Several months ago, we went out to enjoy Fathom’s presentation of The Secret World of Arrietty. I read a little bit about it on Wikipedia and learned that just one year later, a live-action adaptation of the same source material was made. It’s a BBC movie made in conjunction with NBC / Universal. Was it shown on American TV, I wonder? I’m not sure how I missed this; I keep an eye on Doctor Who news when it isn’t being shown, and I’m sure I would have noticed news stories about Christopher Eccleston starring in a fantasy film like this, but I suppose it just never registered.
Anyway, this is a Christmas movie that features Eccleston as Pod Clock, one of the borrowing little people who live under the floorboards of a nice house in London. While many of the same elements from Mary Norton’s original novels are here in this version – a doll house, a sympathetic young human bean who wants to help, a grandmother who’s obsessed with the little “thieves” – this is a very different take on the adventure from what we saw in Hiromasa Yonebayashi’s animated film. The threat this time isn’t just the grandmother, it’s a lovestruck, fame-obsessed zoologist at a local university and his bloodthirsty graduate assistant.
While there’s a part of me that regrets that Stephen Fry, who plays the professor, doesn’t get much of an opportunity to share any face-off time against Eccleston, I did enjoy this much more urban take on the source material about as much as the pastoral Japanese version. Here, the Clock family is not very far from a large community of Borrowers. There’s a huge group that lives in the long-shuttered City Road Underground station, and after the family is discovered, they can make their way there for help.
They’re discovered after teenaged Arrietty, played by Aisling Loftus in full you-never-let-me-do-anything sixteen years old mode, makes the acquaintance of a Bean, setting everything in motion. Soon enough, her parents are captured, and she has to work with the Bean and another Borrower who knows more about her parents than she does, to rescue them. Our son was really pleased with the shenanigans in the climax, where poor Stephen Fry charges down university corridors chasing after a remote-controlled car. If Disney had made this in the seventies, it would have been Keenan Wynn or Harry Morgan or somebody. The special effects and the accents may change, but there is a formula to a successful kids’ movie, you know?

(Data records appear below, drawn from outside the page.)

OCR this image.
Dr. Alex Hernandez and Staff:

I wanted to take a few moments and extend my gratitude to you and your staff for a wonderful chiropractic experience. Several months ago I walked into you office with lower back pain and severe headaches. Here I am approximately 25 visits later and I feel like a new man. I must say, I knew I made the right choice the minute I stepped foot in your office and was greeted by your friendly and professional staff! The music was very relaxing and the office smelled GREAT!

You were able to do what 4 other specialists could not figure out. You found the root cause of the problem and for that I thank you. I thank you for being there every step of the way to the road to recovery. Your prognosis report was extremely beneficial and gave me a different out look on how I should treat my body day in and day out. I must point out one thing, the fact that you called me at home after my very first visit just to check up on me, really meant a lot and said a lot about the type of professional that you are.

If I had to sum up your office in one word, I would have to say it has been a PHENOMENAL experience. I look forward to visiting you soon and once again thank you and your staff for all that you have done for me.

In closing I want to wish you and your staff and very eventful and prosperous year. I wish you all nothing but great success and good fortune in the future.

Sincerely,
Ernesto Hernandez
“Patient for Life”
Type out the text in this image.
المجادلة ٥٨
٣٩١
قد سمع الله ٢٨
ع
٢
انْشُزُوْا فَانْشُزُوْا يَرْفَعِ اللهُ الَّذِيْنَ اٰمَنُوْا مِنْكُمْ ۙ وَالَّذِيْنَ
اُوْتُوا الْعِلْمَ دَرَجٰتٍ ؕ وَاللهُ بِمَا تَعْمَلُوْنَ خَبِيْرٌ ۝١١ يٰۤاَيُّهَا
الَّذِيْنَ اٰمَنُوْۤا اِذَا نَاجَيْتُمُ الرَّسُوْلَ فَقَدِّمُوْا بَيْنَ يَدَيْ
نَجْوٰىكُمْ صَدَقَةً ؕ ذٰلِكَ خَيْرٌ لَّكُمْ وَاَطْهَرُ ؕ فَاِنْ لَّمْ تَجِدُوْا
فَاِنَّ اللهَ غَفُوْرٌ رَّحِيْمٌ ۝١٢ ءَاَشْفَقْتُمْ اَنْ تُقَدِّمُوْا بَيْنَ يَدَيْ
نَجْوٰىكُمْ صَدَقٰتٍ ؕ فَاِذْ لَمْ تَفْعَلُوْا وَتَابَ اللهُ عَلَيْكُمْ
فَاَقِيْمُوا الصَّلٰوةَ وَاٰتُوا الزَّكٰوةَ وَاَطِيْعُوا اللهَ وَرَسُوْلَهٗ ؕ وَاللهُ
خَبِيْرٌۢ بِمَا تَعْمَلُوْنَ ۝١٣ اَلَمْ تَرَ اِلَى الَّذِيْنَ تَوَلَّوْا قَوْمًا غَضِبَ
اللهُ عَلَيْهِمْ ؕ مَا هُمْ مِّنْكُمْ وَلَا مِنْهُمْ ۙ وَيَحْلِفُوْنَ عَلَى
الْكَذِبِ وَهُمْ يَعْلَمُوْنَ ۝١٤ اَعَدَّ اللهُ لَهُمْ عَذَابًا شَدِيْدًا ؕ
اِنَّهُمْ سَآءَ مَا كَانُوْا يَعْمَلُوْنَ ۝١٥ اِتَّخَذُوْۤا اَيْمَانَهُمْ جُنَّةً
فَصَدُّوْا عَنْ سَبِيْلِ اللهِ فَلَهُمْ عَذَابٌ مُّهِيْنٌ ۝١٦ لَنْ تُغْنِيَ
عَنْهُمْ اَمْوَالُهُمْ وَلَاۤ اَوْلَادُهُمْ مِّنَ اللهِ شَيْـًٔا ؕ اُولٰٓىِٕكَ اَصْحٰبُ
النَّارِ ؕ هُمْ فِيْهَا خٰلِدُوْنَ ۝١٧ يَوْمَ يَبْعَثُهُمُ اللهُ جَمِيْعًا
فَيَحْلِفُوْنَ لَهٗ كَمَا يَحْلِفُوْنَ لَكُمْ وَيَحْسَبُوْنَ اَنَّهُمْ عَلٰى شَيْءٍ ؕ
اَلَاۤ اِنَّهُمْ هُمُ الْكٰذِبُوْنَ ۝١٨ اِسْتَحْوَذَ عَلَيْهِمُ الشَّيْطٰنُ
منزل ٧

I thought this was a fine little morning movie, but I did quibble a little at the end. There’s a subplot about a missing coin that’s in the Borrowers’ hands, and I’d have liked it if our one heroic Bean had done them a fair swap for some items of greater value to them – say two big 50p coins in return for the gold sovereign? Perhaps I’m just sensitive to it because our son is hitting the age where trading’s okay. He came home from school this week with an extra bag of somebody’s unwanted Valentine’s sweets in return for some fruit snacks and I’ve been worried for days that the other kid was as satisfied with the deal as he was. Two coins are always better than one when you’re not using them as government-backed legal tender, right?